If you’re a GC/CM, navigating the owner’s decision-making team can range in complexity. Question and discern the data you gather to identify all of the players and their various roles in the decision process. Ideally, do this completely independently from any specific project pursuit, as your questions will be met with more skepticism when a live project is on the line. 

With this intelligence, you can create a business development strategy to build credibility and earn favor with those who control your fate. 

The landscape can become even more complex for specialty contractors, as the GC/CM may or may not be fully empowered to make your award.

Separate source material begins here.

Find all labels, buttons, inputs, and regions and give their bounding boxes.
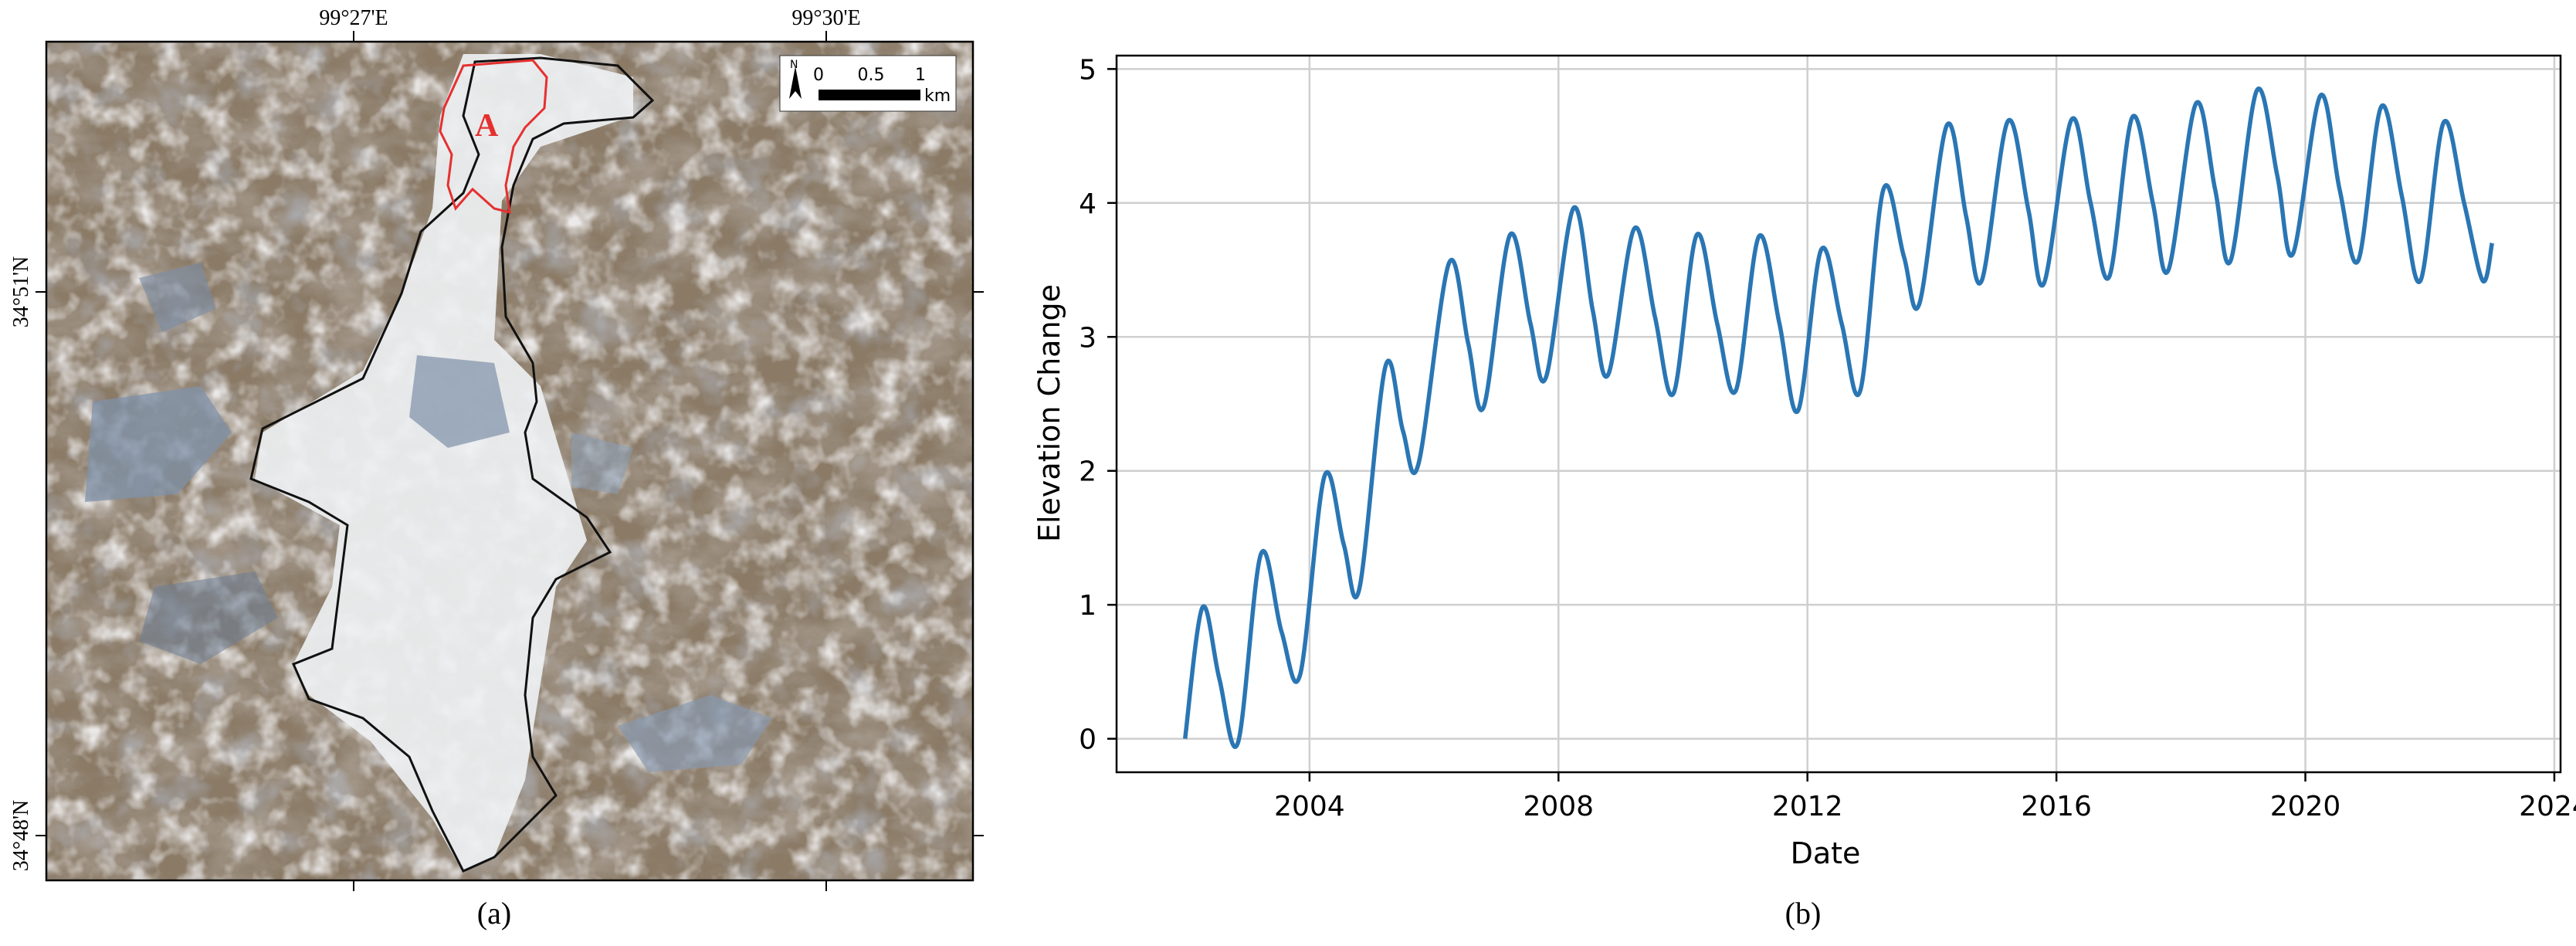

Depending on contract type and delivery method, the owner or even other third parties may weigh in on awarding your scope. 

Our clients have found that, while pursuing relationships with owners independently of any project pursuit can have significant payoffs for some trades and market sectors, it always pays to build deep relationships across teams and departments within their GC/CM clients.  

Choose the right client

Buyers can be persuaded of your value with the right strategic approach. Once you have the opportunity to win them over, focus less on nailing a winning approach and more on listening closely to what they care most about. 

Tailor your approach to selling your company to what matters most to them. If what matters most to them is not a strength of your company, you must be willing to accept the possibility that you’re not a fit. 

Keep in mind, though, that not everyone should be your client, and that’s OK. Focus on the clients who care most about the things that make your company special. 

Focus on operational advantage 

Once you’ve been given a chance to prove yourself, you must follow through. Your friends won’t consistently pay more to hire you if you’re not actually better than the other options out there. This is where becoming operationally excellent comes in. 

You can’t just think you are better than the other guy, you need to know what the market standards look like and raise your internal standards.  

Conduct market research by speaking with your clients and competitors to understand what the norms are. Hire people away from your competitors to gain insights into what they do better than you and what advantages you can exploit. Build processes, train your team relentlessly, and ensure you have systems that allow you to monitor your consistency with the standards.  

If you’re reading this — whoever you are — there’s room for improvement. 

Create a superior strategy 

Don’t be afraid to ask clients for the preferred contractor treatment you deserve. Can we expect an opportunity to meet with you after we bid? If we’re not low, will you contact us and negotiate from there? Can we negotiate the work directly with you instead of competing? 

Once awarded the work, get regular performance feedback. Find out what your team can do to better meet your clients’ needs and deliver. Then go confirm your team is out there crushing it. 

Leverage your success

Document your clients’ positive feedback by asking them if they’d provide a testimonial and asking them to serve as references for you on other projects. Get credit for being the amazing service provider you are, and you’ll be building a powerful case against the apples-to-apples procurement environment your buyers tend to create.